なお、すでに原稿ができあがった小説などを自費出版する場合、取材や原稿作成の工程は不要ですので、よりスピーディな出版が実現します。

出版社の選び方

自費出版を手掛けている出版社は、数多く存在します。「自分の本を作りたい」という夢を叶えるには、より良いパートナーが必要です。出版社選びの際は、以下の点に留意しましょう。

【複数の出版社を比較する際、留意したいポイント】
①信用度の高さは重要。設立年数や実績、そして評判を事前調査しておく。
②過去の自費出版物をチェックしておく。
③明確な費用体系か調査を。相見積もりを取ることも有効。
④レスポンスが早く、対応は親身かどうか。
⑤格安な費用など、必要以上にうまい話を提示する出版社には警戒を。

著者自身もこうした事前調査、比較を通じ、より良い出版社を見分ける目を養っていくことが大切です。

企業出版とのちがい

自費出版によく間違えられる出版手法に、「企業出版」があります。両者は一見似ていますが、まったく異なる出版形態です。自費出版と企業出版の違いは大きく2つあります。

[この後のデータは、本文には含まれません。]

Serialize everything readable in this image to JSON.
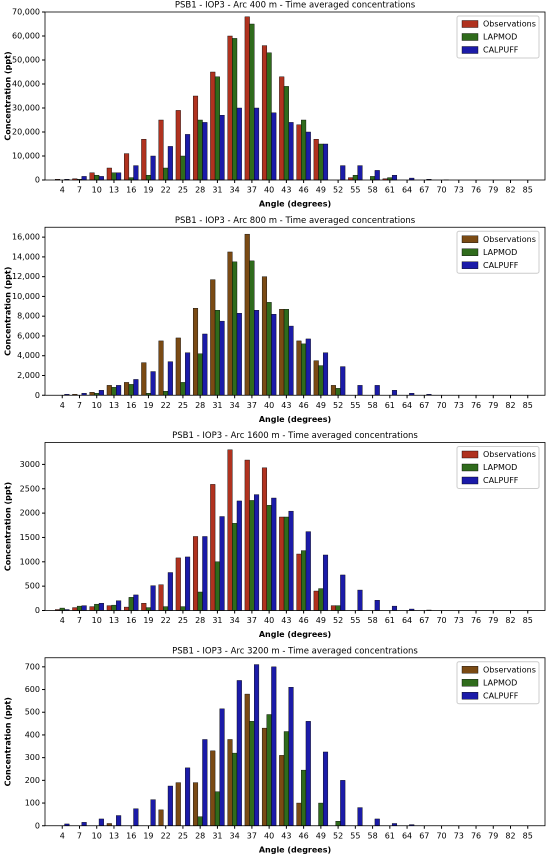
{
  "chart_data": [
    {
      "type": "bar",
      "title": "PSB1 - IOP3 - Arc 400 m - Time averaged concentrations",
      "xlabel": "Angle (degrees)",
      "ylabel": "Concentration (ppt)",
      "legend": "upper right",
      "categories": [
        "4",
        "7",
        "10",
        "13",
        "16",
        "19",
        "22",
        "25",
        "28",
        "31",
        "34",
        "37",
        "40",
        "43",
        "46",
        "49",
        "52",
        "55",
        "58",
        "61",
        "64",
        "67",
        "70",
        "73",
        "76",
        "79",
        "82",
        "85"
      ],
      "ylim": [
        0,
        70000
      ],
      "yticks": [
        0,
        {
          "value": 10000,
          "label": "10,000"
        },
        {
          "value": 20000,
          "label": "20,000"
        },
        {
          "value": 30000,
          "label": "30,000"
        },
        {
          "value": 40000,
          "label": "40,000"
        },
        {
          "value": 50000,
          "label": "50,000"
        },
        {
          "value": 60000,
          "label": "60,000"
        },
        {
          "value": 70000,
          "label": "70,000"
        }
      ],
      "series": [
        {
          "name": "Observations",
          "color": "#b0321f",
          "values": [
            300,
            500,
            3000,
            5000,
            11000,
            17000,
            25000,
            29000,
            35000,
            45000,
            60000,
            68000,
            56000,
            43000,
            23000,
            17000,
            0,
            1000,
            0,
            500,
            0,
            0,
            0,
            0,
            0,
            0,
            0,
            0
          ]
        },
        {
          "name": "LAPMOD",
          "color": "#2f6b1c",
          "values": [
            0,
            300,
            2000,
            3000,
            1000,
            2000,
            5000,
            10000,
            25000,
            43000,
            59000,
            65000,
            53000,
            39000,
            25000,
            15000,
            0,
            2000,
            1500,
            1000,
            0,
            0,
            0,
            0,
            0,
            0,
            0,
            0
          ]
        },
        {
          "name": "CALPUFF",
          "color": "#1b1ba8",
          "values": [
            300,
            1500,
            1500,
            3000,
            6000,
            10000,
            14000,
            19000,
            24000,
            27000,
            30000,
            30000,
            28000,
            24000,
            20000,
            15000,
            6000,
            6000,
            4000,
            2000,
            800,
            300,
            100,
            0,
            0,
            0,
            0,
            0
          ]
        }
      ]
    },
    {
      "type": "bar",
      "title": "PSB1 - IOP3 - Arc 800 m - Time averaged concentrations",
      "xlabel": "Angle (degrees)",
      "ylabel": "Concentration (ppt)",
      "legend": "upper right",
      "categories": [
        "4",
        "7",
        "10",
        "13",
        "16",
        "19",
        "22",
        "25",
        "28",
        "31",
        "34",
        "37",
        "40",
        "43",
        "46",
        "49",
        "52",
        "55",
        "58",
        "61",
        "64",
        "67",
        "70",
        "73",
        "76",
        "79",
        "82",
        "85"
      ],
      "ylim": [
        0,
        17000
      ],
      "yticks": [
        0,
        {
          "value": 2000,
          "label": "2,000"
        },
        {
          "value": 4000,
          "label": "4,000"
        },
        {
          "value": 6000,
          "label": "6,000"
        },
        {
          "value": 8000,
          "label": "8,000"
        },
        {
          "value": 10000,
          "label": "10,000"
        },
        {
          "value": 12000,
          "label": "12,000"
        },
        {
          "value": 14000,
          "label": "14,000"
        },
        {
          "value": 16000,
          "label": "16,000"
        }
      ],
      "series": [
        {
          "name": "Observations",
          "color": "#7a4a14",
          "values": [
            0,
            100,
            300,
            1000,
            1300,
            3300,
            5500,
            5800,
            8800,
            11700,
            14500,
            16300,
            12000,
            8700,
            5500,
            3500,
            1000,
            0,
            0,
            0,
            0,
            0,
            0,
            0,
            0,
            0,
            0,
            0
          ]
        },
        {
          "name": "LAPMOD",
          "color": "#2f6b1c",
          "values": [
            0,
            0,
            200,
            800,
            1100,
            200,
            400,
            1300,
            4200,
            8600,
            13500,
            13600,
            9400,
            8700,
            5200,
            3000,
            700,
            0,
            0,
            0,
            0,
            0,
            0,
            0,
            0,
            0,
            0,
            0
          ]
        },
        {
          "name": "CALPUFF",
          "color": "#1b1ba8",
          "values": [
            100,
            200,
            500,
            1000,
            1600,
            2400,
            3400,
            4300,
            6200,
            7500,
            8300,
            8600,
            8200,
            7000,
            5700,
            4300,
            2900,
            1000,
            1000,
            500,
            200,
            100,
            0,
            0,
            0,
            0,
            0,
            0
          ]
        }
      ]
    },
    {
      "type": "bar",
      "title": "PSB1 - IOP3 - Arc 1600 m - Time averaged concentrations",
      "xlabel": "Angle (degrees)",
      "ylabel": "Concentration (ppt)",
      "legend": "upper right",
      "categories": [
        "4",
        "7",
        "10",
        "13",
        "16",
        "19",
        "22",
        "25",
        "28",
        "31",
        "34",
        "37",
        "40",
        "43",
        "46",
        "49",
        "52",
        "55",
        "58",
        "61",
        "64",
        "67",
        "70",
        "73",
        "76",
        "79",
        "82",
        "85"
      ],
      "ylim": [
        0,
        3450
      ],
      "yticks": [
        0,
        500,
        1000,
        1500,
        2000,
        2500,
        3000
      ],
      "series": [
        {
          "name": "Observations",
          "color": "#b0321f",
          "values": [
            20,
            60,
            80,
            100,
            70,
            150,
            530,
            1080,
            1520,
            2590,
            3300,
            3090,
            2930,
            1920,
            1160,
            400,
            100,
            0,
            0,
            0,
            0,
            0,
            0,
            0,
            0,
            0,
            0,
            0
          ]
        },
        {
          "name": "LAPMOD",
          "color": "#2f6b1c",
          "values": [
            50,
            90,
            130,
            110,
            270,
            60,
            80,
            80,
            380,
            1000,
            1790,
            2260,
            2160,
            1920,
            1230,
            450,
            100,
            0,
            0,
            0,
            0,
            0,
            0,
            0,
            0,
            0,
            0,
            0
          ]
        },
        {
          "name": "CALPUFF",
          "color": "#1b1ba8",
          "values": [
            20,
            100,
            150,
            200,
            320,
            510,
            780,
            1100,
            1520,
            1930,
            2250,
            2380,
            2310,
            2040,
            1620,
            1140,
            730,
            420,
            210,
            90,
            30,
            10,
            0,
            0,
            0,
            0,
            0,
            0
          ]
        }
      ]
    },
    {
      "type": "bar",
      "title": "PSB1 - IOP3 - Arc 3200 m - Time averaged concentrations",
      "xlabel": "Angle (degrees)",
      "ylabel": "Concentration (ppt)",
      "legend": "upper right",
      "categories": [
        "4",
        "7",
        "10",
        "13",
        "16",
        "19",
        "22",
        "25",
        "28",
        "31",
        "34",
        "37",
        "40",
        "43",
        "46",
        "49",
        "52",
        "55",
        "58",
        "61",
        "64",
        "67",
        "70",
        "73",
        "76",
        "79",
        "82",
        "85"
      ],
      "ylim": [
        0,
        740
      ],
      "yticks": [
        0,
        100,
        200,
        300,
        400,
        500,
        600,
        700
      ],
      "series": [
        {
          "name": "Observations",
          "color": "#7a4a14",
          "values": [
            0,
            0,
            0,
            10,
            0,
            0,
            70,
            190,
            190,
            330,
            380,
            580,
            430,
            310,
            100,
            0,
            0,
            0,
            0,
            0,
            0,
            0,
            0,
            0,
            0,
            0,
            0,
            0
          ]
        },
        {
          "name": "LAPMOD",
          "color": "#2f6b1c",
          "values": [
            0,
            0,
            0,
            0,
            0,
            0,
            0,
            0,
            40,
            150,
            320,
            460,
            490,
            415,
            245,
            100,
            20,
            0,
            0,
            0,
            0,
            0,
            0,
            0,
            0,
            0,
            0,
            0
          ]
        },
        {
          "name": "CALPUFF",
          "color": "#1b1ba8",
          "values": [
            8,
            15,
            30,
            45,
            75,
            115,
            175,
            255,
            380,
            515,
            640,
            710,
            700,
            610,
            460,
            325,
            200,
            80,
            30,
            10,
            5,
            0,
            0,
            0,
            0,
            0,
            0,
            0
          ]
        }
      ]
    }
  ]
}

第一は、出版の目的です。自費出版は書籍を作ること自体を目的としていますが、一方で企業出版は書籍を作ることは目的ではなく、「手段」にすぎないという点です。

自費出版というのは古くからある出版スタイルです。いまも一定のマーケットがあり、多くの出版社や印刷会社、編集プロダクションなどが手がけています。自費出版では、個人の自叙伝や闘病記、小説、エッセイ、詩集など、表現欲求を満たしたい人が自費で本をつくります。つまり、自分の本をつくることが「目的」となっているのです。

「企業出版」とは、企業のブランディングの一環として戦略的に目的を持って行う出版です。一般的な商業出版とは異なり、出版そのものが目的ではありません。読者ターゲットと企業が目指すゴールを明確にした上で、出版後の大きな反響を狙うのが最大の特徴です。その上で、「集客強化」「営業先の新規開拓」「人材採用」「企業の認知度アップ」「商品・サービスの認知度アップ」「競合他社との差別化」など、企業が抱えるさまざまな経営課題を解決に導いていきます。

企業のブランディングというと、テレビや新聞、雑誌、ネットなど既存のメディアに広告を出すのと同じに思えるかもしれません。しかし、企業出版と広告は異なります。ただ、異なるのですが、結果として、企業出版は広告以上の効果を生み出すことになります。

企業出版と自費出版の2つ目の違いは、書店流通に関してです。自費出版の本は基本的に書籍が完成した時点がゴールです。一部の本は一般書店にも流通しますが、基本的にはできあがった本を家族や親せき、身近な人たち、また企業であれば社員や取引先などに配って終わりです。つまり印刷・製本によって完結するというのが自費出版の基本スタイルです。

一方、企業出版は印刷・製本してからが、いわば本番になります。書籍を書店に並べ流通させることが重要で、流通がスタートというのが企業出版の基本です。

たとえば、幻冬舎メディアコンサルティングの場合、出版の2ヵ月前には流通管理部やプロモーション部という部署がプロジェクトに参加します。クライアントの事業内容はさまざまですし、マーケットも違います。したがって全国のどのエリアに重点的に配本するか、新聞などの広告出稿はどうすれば効果的かなど、全体を俯瞰して出口戦略を練っていきます。プロモーション部はパブリシティ戦略も考え、新聞、雑誌、テレビ、WEBなどの各種媒体に取り上げてもらい、本の認知度アップのための活動を行います。